Do You Know Your Credit Score?
It is understandable that most people do not have the time or energy to pay attention to their credit score. Kids, activities, and a 40+ hour work week are your top priorities, and your credit score is way down the list.
While this is completely understandable, the small amount of effort it takes to know your credit score, and taking the steps necessary to improving it, can really pay off.
While nowhere near historical highs, mortgage interest rates over the past 3-4 years have been higher than in the previous number of years. But most experts believe that is about to change. Rates today are lower than they’ve been in 10 months, and setting aside a short period of time last September, rates are lower than they’ve been in almost three years. And most expect the Fed to begin to lower the discount rate in the next a couple weeks, which is more good news for mortgage rates.

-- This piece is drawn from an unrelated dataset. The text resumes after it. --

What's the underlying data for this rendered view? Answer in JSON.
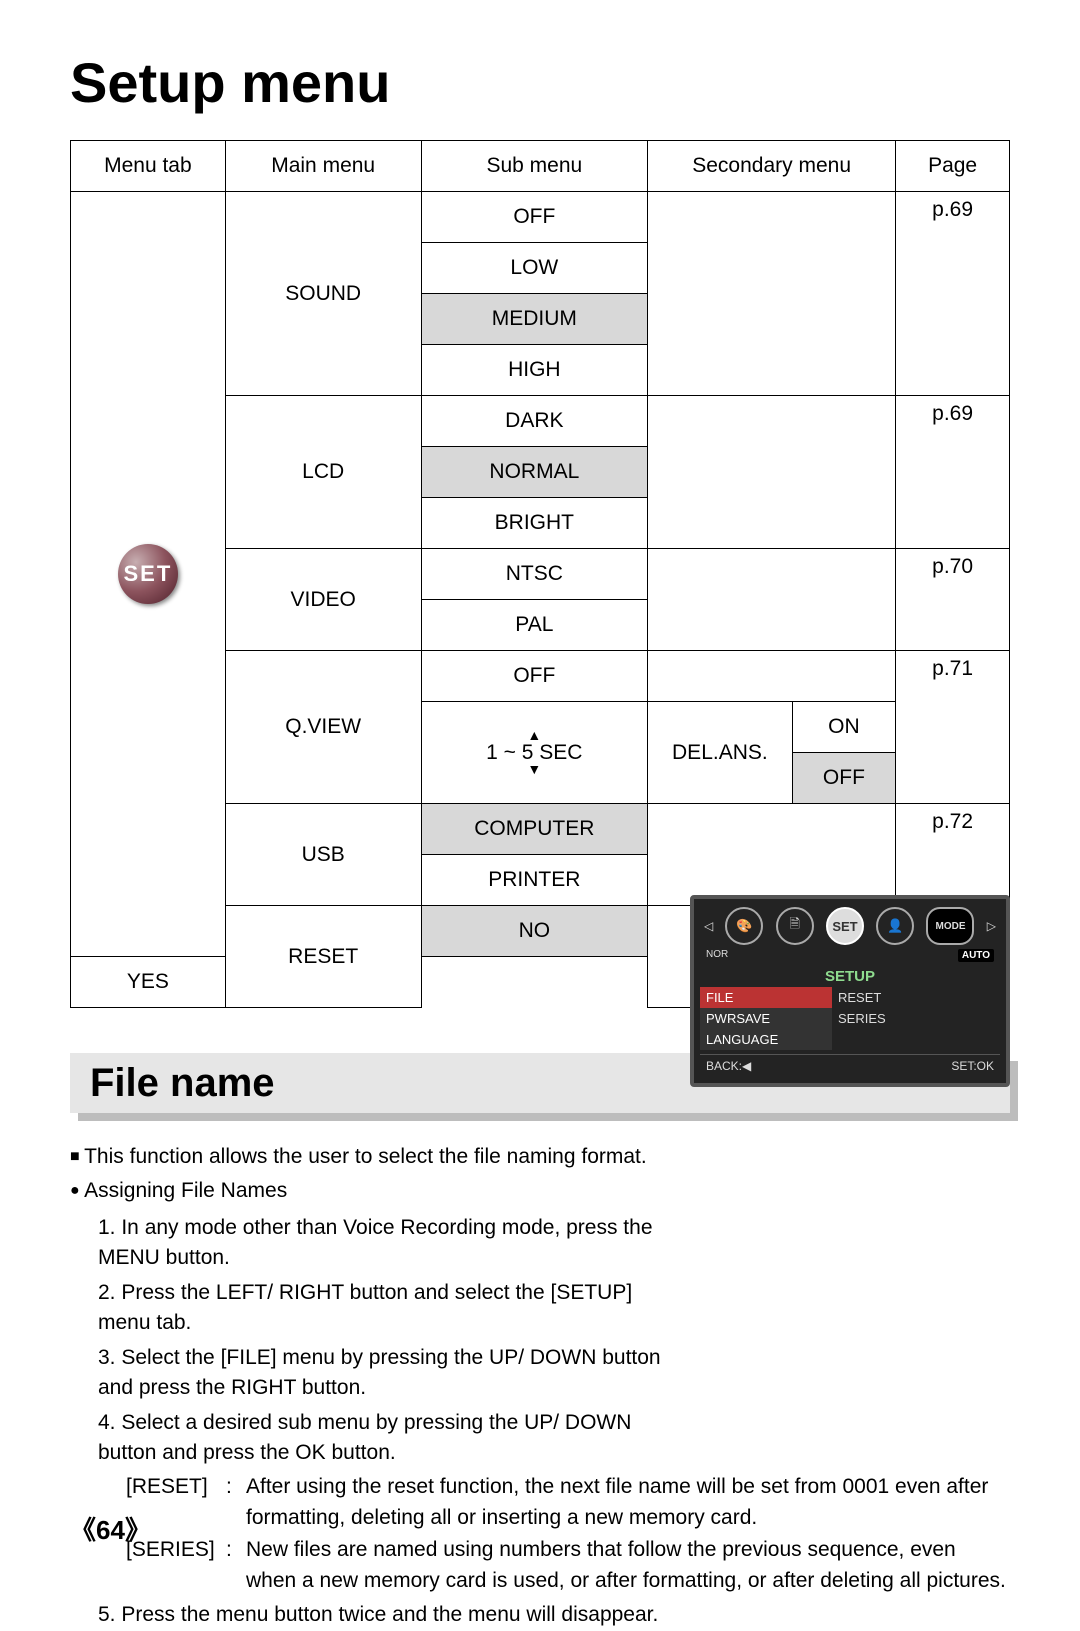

So what about your credit score? If you or someone you know purchased a home in the past 3-4 years, you may be a candidate to refinance over the next six months to lower your payment and possibly remove PMI. If you are in that group, now is the time to check your credit score and do what you can to improve it. Below is a sample chart to show the impact your credit score has on your interest rate and your monthly payment amount.
These numbers are for illustration purposes only. Loan amount is $400,000 with 20% equity. Payment Amount is principal & interest only.
The difference between a 650 score and a 785 is nearly 1%, and the monthly savings is over $250 per month. That is how impactful your credit score is on your interest rate.